Dass Panama als Staat existiert, verdankt es dem Kanal, der globale Handelsrouten um mehrere Tausend Kilometer respektive mehrere Wochen verkürzt. 2024 passierten laut der Kanalbehörde ACP 210 Millionen Tonnen Fracht die 82 Kilometer. Das entspricht fünf Prozent des maritimen Welthandels. Für Panama ist der Kanal ein zentraler Wirtschaftsfaktor. Doch der Betrieb gestaltet sich zunehmend schwierig.

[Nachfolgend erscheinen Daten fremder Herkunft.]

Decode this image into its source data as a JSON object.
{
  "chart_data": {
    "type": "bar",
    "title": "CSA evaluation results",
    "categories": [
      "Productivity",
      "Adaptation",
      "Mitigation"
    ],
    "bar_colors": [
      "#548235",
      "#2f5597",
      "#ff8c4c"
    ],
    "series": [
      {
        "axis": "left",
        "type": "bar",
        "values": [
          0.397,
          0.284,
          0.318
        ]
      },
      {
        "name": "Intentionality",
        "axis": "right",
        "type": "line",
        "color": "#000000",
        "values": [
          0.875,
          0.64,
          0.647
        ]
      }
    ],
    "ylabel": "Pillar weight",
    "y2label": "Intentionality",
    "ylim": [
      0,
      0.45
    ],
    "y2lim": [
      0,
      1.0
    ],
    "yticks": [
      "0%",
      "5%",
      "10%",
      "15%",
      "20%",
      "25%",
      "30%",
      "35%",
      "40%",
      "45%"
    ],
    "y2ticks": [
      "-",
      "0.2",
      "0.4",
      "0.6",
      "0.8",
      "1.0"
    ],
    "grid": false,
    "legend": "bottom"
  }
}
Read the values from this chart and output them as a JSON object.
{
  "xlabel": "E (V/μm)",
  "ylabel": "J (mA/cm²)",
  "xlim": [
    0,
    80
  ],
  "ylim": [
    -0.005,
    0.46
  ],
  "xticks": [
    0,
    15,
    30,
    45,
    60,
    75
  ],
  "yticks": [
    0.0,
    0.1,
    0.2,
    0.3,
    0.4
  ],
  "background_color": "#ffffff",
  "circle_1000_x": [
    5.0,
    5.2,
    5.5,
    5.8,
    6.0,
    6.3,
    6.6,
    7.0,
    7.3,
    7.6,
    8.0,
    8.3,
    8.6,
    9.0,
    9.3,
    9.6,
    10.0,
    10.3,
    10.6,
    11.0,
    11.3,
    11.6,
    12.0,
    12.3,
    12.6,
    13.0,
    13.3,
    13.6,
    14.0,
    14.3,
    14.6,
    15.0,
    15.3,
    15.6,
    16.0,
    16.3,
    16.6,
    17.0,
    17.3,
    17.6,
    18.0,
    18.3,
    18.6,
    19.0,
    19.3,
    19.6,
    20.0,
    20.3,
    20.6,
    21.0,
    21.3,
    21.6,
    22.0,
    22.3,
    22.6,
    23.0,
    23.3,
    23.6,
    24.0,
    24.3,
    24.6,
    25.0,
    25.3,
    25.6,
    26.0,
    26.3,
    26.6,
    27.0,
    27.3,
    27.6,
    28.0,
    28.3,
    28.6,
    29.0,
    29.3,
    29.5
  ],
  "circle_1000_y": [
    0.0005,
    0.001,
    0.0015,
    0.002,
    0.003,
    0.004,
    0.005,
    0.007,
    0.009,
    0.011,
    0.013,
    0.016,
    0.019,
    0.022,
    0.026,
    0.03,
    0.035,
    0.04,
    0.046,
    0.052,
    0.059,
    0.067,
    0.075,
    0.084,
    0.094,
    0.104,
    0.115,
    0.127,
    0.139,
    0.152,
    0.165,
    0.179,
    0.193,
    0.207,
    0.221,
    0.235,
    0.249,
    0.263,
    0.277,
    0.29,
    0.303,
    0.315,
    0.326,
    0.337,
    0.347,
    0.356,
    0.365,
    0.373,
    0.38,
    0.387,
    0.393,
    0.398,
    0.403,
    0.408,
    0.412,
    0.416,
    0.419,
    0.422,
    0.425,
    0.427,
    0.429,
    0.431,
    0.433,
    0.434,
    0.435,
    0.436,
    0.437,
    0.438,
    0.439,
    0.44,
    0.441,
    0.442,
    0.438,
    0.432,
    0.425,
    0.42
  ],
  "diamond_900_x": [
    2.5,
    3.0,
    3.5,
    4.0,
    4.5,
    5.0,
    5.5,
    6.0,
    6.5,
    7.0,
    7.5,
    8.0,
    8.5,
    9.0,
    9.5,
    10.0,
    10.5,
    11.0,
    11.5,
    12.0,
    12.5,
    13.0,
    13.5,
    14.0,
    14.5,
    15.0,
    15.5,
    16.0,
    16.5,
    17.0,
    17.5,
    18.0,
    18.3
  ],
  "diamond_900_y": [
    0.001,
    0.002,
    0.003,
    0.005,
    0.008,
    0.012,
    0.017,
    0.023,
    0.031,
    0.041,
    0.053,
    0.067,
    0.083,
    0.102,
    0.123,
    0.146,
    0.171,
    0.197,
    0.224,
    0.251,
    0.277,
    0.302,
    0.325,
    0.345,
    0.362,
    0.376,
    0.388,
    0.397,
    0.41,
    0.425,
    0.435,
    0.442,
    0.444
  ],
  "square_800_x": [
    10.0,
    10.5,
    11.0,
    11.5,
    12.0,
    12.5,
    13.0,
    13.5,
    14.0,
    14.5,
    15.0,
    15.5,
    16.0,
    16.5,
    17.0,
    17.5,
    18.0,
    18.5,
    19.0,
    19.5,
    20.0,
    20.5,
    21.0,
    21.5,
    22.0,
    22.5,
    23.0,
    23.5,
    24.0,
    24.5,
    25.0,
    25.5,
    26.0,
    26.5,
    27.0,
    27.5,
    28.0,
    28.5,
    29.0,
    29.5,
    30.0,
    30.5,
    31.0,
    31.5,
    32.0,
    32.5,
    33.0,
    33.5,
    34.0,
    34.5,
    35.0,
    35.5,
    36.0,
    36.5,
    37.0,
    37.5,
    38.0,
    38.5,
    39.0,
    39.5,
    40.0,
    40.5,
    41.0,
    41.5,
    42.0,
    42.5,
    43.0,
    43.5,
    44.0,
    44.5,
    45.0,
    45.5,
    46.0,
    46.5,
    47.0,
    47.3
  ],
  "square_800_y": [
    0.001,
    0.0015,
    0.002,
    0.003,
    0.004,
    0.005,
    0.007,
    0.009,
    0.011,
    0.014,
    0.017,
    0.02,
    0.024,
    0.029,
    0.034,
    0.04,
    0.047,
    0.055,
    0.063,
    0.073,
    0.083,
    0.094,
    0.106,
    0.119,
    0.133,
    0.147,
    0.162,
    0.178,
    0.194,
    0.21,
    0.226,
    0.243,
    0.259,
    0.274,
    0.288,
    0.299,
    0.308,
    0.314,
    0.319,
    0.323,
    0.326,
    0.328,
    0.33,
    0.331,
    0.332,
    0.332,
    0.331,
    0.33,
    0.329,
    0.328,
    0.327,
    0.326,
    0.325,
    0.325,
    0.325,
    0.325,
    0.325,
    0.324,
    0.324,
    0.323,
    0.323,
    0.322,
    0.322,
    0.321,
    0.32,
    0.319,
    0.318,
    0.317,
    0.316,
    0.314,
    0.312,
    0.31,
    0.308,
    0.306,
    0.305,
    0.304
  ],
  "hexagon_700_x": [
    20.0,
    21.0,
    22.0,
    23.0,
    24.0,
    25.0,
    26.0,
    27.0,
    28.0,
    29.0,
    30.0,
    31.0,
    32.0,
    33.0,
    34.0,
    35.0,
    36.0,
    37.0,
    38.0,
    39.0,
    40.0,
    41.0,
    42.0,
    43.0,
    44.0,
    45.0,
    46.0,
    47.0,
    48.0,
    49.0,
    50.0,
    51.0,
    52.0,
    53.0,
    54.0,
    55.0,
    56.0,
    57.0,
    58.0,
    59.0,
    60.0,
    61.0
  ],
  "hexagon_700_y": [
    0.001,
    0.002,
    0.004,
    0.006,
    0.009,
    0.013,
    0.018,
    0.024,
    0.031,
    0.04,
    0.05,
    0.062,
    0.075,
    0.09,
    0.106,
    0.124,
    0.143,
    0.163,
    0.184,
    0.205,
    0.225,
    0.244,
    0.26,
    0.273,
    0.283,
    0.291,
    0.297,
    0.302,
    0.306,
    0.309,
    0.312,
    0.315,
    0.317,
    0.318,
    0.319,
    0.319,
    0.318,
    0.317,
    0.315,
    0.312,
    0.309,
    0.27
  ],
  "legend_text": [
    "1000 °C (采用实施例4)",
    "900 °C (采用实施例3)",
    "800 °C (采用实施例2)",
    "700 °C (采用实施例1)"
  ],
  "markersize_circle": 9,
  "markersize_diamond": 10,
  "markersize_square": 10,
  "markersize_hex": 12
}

Wegen ausbleibender Niederschläge und sinkender Pegelstände wurde die Anzahl der garantierten täglichen Durchfahrten stark reduziert, lange Wartezeiten waren die Folge.

Dabei versucht man schon länger, das Problem in den Griff zu kriegen. Die seit 2016 eingesetzten neuen Schleusen sind mit Zusatzbecken ausgestattet, in die das Schleusenwasser gepumpt wird, um eine Wiederverwendung zu ermöglichen. Das Schleusensystem selbst benötigt keine Pumpe, um die Schiffe auf die Höhendifferenz von 26 Metern zu heben, das erledigt die Schwerkraft. Ein Aufforstungsprogramm und weitere Maßnahmen sollen die Wasserreservoirs in der Region entlasten, aus denen sich der Kanal speist. Das soll nicht nur den Betrieb des Kanals, sondern auch die Wasserversorgung Panamas für die nächsten 50 Jahre sichern.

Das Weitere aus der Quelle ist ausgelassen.